Grocery Prices of the Past

These 1940’s grocery prices are from the website.

It won’t be easy matching the prices in the above ad. Try finding coffee for 19 cents a pound today or two boxes of Wheaties for the same 19 cents.





A Chicago restaurant featured a deluxe Thanksgiving dinner for a $1.


If you’ve priced Thanksgiving dinners lately you will know the above ad offered a real bargain compared to the prices being charged today for Thanksgiving dinners.

The dinner included roast young Vermont turkey, cranberry sauce and all the trimmings. Try finding this deal at your nearest Holiday Inn restaurant this next Thanksgiving or your nearest Krogers grocery store.




These prices are from a 1930’s grocery ad.


Back in the 1930’s you could purchase ten pounds of sugar for only 47 cents and a quart jar of mustard for 15 cents.

In addition buyers back then had their choice of two pounds of lard or a can of peaches for 15 cents.





Author: Andrew Godfrey

Retired from newspaper work after 38 years. Had served in the Army in Hawaii and Vietnam in the 60's. Am now retired and living in Sulphur, Louisiana.

11 thoughts on “Grocery Prices of the Past”

  1. I love looking at ads of the past. Even without looking at the prices, there’s something about the fonts, the pictures and the layout that just strikes you of yesteryear…

    1. Having worked in newspapers back in the days of those ads from 1966 I can remember placing these ads in the page forms many times over the years.

      Nowadays grocery ads are preprinted in faraway cities so the major chains have no reason to publish an ad except in the form of preprinted grocery sections.

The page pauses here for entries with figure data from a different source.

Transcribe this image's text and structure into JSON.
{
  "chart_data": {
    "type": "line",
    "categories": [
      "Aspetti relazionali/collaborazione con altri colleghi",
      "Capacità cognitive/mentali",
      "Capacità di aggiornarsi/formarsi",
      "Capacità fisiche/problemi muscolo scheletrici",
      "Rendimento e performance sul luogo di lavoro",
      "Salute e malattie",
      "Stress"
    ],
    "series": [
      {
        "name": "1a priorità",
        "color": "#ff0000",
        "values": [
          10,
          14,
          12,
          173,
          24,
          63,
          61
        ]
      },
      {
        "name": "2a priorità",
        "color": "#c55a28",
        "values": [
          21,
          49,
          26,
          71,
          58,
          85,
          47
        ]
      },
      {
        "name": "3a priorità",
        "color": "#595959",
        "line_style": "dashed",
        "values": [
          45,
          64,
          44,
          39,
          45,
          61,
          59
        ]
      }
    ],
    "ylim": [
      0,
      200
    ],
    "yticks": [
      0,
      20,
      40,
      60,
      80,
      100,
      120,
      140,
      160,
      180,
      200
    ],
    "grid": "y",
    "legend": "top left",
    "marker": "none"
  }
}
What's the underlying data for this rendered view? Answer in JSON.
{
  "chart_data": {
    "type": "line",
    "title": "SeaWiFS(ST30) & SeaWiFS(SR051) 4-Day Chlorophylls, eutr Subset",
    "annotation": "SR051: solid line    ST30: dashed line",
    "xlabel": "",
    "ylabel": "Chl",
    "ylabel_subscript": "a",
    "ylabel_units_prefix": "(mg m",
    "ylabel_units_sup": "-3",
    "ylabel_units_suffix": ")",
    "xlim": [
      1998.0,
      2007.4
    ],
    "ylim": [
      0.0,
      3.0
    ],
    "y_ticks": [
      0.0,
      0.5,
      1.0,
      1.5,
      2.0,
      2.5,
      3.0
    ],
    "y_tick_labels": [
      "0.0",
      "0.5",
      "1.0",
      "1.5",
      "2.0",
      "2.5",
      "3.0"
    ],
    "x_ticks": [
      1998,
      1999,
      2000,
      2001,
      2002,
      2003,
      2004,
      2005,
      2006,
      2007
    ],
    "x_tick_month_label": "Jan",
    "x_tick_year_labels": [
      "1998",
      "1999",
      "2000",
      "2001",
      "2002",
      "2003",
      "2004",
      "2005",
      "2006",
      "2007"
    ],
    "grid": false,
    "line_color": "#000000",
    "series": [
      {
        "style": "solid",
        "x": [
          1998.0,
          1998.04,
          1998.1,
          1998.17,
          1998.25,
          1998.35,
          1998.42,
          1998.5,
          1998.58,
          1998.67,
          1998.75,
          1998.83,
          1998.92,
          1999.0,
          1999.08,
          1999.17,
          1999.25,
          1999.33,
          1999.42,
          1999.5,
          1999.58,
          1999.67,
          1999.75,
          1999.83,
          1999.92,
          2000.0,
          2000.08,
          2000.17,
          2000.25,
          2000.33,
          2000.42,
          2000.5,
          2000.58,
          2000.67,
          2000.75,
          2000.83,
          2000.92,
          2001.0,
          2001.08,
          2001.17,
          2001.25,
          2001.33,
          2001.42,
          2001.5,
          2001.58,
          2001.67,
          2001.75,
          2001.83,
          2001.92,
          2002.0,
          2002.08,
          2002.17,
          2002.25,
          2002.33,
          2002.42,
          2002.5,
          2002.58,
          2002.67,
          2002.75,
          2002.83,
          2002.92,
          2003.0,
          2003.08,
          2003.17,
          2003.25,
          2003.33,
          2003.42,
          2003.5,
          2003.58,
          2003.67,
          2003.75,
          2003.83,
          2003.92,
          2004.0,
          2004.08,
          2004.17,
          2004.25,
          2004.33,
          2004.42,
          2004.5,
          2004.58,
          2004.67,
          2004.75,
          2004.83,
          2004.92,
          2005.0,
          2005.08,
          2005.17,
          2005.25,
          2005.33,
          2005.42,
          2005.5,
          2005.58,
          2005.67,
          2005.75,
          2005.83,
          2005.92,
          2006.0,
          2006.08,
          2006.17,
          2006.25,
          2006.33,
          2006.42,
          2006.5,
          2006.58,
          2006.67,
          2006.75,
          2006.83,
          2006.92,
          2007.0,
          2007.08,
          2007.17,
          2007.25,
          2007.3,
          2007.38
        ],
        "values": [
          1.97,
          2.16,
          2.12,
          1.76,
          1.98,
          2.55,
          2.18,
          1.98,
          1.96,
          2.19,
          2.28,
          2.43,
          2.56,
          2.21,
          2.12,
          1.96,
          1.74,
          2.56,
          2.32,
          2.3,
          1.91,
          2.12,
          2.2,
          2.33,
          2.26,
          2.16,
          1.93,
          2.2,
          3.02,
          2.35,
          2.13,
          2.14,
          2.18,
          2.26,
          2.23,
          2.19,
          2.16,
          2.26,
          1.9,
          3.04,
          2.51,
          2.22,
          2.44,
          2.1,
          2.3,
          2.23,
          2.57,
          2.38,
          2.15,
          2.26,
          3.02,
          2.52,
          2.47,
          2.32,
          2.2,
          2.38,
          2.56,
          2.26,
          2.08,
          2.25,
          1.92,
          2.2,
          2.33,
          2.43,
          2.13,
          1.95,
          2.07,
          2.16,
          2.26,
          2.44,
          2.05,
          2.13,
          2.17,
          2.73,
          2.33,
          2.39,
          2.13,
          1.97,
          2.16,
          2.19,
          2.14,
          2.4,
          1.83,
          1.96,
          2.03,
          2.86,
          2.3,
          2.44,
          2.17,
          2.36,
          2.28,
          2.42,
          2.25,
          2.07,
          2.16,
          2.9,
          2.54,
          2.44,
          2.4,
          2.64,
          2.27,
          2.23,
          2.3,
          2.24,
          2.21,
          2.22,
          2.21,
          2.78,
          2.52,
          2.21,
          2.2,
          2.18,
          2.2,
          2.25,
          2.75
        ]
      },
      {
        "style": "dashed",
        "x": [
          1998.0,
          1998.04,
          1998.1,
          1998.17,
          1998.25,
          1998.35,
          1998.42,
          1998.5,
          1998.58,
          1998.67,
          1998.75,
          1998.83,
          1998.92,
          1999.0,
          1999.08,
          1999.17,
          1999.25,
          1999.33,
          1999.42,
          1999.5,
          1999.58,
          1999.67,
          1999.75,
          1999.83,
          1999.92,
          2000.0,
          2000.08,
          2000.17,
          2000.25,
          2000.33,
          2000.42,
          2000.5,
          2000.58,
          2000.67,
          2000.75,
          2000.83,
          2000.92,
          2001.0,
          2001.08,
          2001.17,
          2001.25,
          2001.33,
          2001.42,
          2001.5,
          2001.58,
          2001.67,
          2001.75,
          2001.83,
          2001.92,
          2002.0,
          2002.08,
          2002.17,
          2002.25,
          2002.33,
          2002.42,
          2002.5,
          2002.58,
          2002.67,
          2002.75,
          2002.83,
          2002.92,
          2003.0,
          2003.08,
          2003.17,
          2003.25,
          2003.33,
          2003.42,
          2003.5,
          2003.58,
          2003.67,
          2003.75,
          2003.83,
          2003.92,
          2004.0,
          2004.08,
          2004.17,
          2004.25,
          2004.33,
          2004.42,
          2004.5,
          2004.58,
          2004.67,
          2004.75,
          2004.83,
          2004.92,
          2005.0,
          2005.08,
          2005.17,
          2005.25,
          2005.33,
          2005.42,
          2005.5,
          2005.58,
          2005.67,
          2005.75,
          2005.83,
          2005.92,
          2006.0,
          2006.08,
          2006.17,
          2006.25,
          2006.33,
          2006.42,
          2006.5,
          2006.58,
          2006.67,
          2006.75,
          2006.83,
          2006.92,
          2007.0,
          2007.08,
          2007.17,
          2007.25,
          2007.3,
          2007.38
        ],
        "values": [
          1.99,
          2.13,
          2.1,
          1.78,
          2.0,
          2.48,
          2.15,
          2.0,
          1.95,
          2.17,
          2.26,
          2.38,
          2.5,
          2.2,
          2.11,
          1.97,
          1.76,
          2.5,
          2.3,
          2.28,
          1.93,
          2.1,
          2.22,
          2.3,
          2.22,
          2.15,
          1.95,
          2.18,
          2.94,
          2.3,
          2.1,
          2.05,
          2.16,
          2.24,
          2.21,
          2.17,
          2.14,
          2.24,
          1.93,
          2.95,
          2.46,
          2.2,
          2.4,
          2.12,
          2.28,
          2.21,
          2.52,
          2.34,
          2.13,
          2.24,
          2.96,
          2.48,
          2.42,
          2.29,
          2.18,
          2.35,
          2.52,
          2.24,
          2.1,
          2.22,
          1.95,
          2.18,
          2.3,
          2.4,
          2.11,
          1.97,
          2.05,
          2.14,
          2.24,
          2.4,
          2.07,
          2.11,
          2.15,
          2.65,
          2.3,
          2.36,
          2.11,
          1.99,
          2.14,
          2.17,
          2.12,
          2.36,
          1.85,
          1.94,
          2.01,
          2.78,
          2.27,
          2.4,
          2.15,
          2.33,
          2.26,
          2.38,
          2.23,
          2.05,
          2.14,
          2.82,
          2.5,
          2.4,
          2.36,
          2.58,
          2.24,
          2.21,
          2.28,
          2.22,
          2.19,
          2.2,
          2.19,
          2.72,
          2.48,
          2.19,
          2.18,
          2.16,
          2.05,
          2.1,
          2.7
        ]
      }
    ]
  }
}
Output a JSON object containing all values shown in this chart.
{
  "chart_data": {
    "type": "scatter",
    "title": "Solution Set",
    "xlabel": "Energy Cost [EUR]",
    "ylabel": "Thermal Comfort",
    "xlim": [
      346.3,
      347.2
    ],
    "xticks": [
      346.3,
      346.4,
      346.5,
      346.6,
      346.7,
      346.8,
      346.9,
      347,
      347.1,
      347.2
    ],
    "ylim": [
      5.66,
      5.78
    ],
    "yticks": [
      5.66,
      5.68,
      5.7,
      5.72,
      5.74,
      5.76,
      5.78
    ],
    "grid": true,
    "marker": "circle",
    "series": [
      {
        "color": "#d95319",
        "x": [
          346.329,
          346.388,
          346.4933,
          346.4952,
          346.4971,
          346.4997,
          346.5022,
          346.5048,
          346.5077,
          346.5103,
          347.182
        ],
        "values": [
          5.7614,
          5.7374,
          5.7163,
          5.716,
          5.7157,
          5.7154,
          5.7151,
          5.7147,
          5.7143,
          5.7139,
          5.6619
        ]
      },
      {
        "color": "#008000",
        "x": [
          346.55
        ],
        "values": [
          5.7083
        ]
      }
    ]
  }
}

  2. Those prices look good, but remember you were only making maybe 50 cents an hour then. My first “real” job in 1958 paid $1.10 an hour.

  3. I worked in the Steel Mill in Youngstown,Ohio in 1948 made $1.71 per hour that was union wages $136.80 every two weeks B-4 taxesthat is $1641.60 a year.My first job in 1943 was .20 cents an hour I was 13.

    1. I was paid $1.40 an hour in 1966 in my first job. You were making 31 cents more an hour than me in 1948, so were way ahead of me. That shows it pays to be in an union. Our CEO didn’t like unions, so when there was talk of one once, he completely freaked out.